柱子闭上了眼睛,最后一丝侥幸也破灭了。原料环节被污染,怪不得省院的检测会出“异常信号”,那根本就不是纯粹的双氯芬酸钠,而是混入了不明粉末的基剂所导致的复杂干扰!老王在成品上额外涂抹,只是为了“双保险”,确保检测一定能检出“双氯芬酸钠”!

“那个强哥,长什么样?怎么联系?除了这事,还让你干过别的没有?”柱子最后问道。

李大勇的描述,与老王口中的“强哥”基本一致,左眉刀疤,骷髅头戒指,邻市口音。联系方式也是一个一次性的电话号码,早已停机。他声称只干了这一次,拿到的钱一部分还了高利贷,一部分给孩子交了医药费。

柱子看着眼前这个因为贫困和愚昧而被利用、如今悔恨交加的男人,心中五味杂陈。愤怒于他的背叛,又可怜他的处境。但法律就是法律,错误已经犯下。

他没有多说,让同来的兄弟控制住几近虚脱的李大勇,自己则走到屋外,拨通了聂虎的电话。

“虎哥,找到了。夜班工人,李大勇,原料预处理环节被收买,在基剂里掺了不明粉末,用在了涉事批次上。”柱子的声音因愤怒和疲惫而沙哑,“和老王一样,指使者也是那个‘疤脸强’。
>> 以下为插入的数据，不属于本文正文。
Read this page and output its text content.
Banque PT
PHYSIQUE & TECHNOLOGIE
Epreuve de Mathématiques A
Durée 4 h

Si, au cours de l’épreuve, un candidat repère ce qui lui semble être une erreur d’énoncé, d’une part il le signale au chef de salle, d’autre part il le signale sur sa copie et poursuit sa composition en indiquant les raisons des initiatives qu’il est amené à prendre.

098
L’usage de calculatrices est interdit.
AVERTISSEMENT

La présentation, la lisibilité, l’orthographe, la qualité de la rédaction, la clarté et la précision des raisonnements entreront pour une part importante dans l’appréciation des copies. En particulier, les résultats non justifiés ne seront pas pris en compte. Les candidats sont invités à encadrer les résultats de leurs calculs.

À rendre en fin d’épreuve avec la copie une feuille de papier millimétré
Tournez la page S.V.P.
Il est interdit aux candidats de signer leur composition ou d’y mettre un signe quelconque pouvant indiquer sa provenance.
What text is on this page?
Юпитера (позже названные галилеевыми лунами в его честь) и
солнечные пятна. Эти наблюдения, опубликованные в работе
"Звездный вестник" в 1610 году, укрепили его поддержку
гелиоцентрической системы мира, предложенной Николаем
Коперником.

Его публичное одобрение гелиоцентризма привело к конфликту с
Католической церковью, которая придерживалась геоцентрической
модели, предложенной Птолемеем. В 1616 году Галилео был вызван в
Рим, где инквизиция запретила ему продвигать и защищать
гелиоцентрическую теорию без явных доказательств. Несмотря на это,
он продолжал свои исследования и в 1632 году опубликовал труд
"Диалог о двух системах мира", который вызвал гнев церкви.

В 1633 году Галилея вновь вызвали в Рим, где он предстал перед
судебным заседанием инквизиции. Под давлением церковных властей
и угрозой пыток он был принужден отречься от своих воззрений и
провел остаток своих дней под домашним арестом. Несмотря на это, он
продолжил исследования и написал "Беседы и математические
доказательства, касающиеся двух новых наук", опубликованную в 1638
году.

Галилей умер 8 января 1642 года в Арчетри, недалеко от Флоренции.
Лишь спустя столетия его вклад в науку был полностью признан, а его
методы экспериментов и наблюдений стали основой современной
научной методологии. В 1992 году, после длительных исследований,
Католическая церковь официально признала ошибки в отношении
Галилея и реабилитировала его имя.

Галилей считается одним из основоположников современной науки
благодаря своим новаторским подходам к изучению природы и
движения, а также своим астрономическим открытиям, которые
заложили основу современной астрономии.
证据……他拿不出实物,但口供和老王能对上,操作细节也清晰。”

电话那头,聂虎沉默了片刻,只有略微粗重的呼吸声传来。过了几秒,他才缓缓开口,声音冷得像冰:“控制好人,报警。把情况原原本本告诉陈队长。另外,立刻封存10月15号生产批次所有剩余的原料、半成品、包材,特别是那种‘特殊辅料基剂’,全部取样,送检!这次,我们自己找最权威的第三方机构,和那包不明粉末的残留做比对!”

挂断电话,聂虎站在办公室窗前,看着窗外阴沉的天空。夜班工人李大勇的供述,如同又一块沉重的拼图,严丝合缝地嵌入了整个阴谋的版图。原料端、成品端,双重保险,确保万无一失。周天豪为了搞垮龙门药业,真是处心积虑,无所不用其极!

内鬼不止一个。阴谋的网,比想象的更深、更毒。但再隐秘的网,也会有漏洞。夜班工人这道微光,终于照见了藏匿在黑暗中的又一条毒蛇。

接下来,就是沿着这条毒蛇,揪出那个“疤脸强”,然后,顺藤摸瓜,直捣黄龙!聂虎的眼中,寒光凛冽。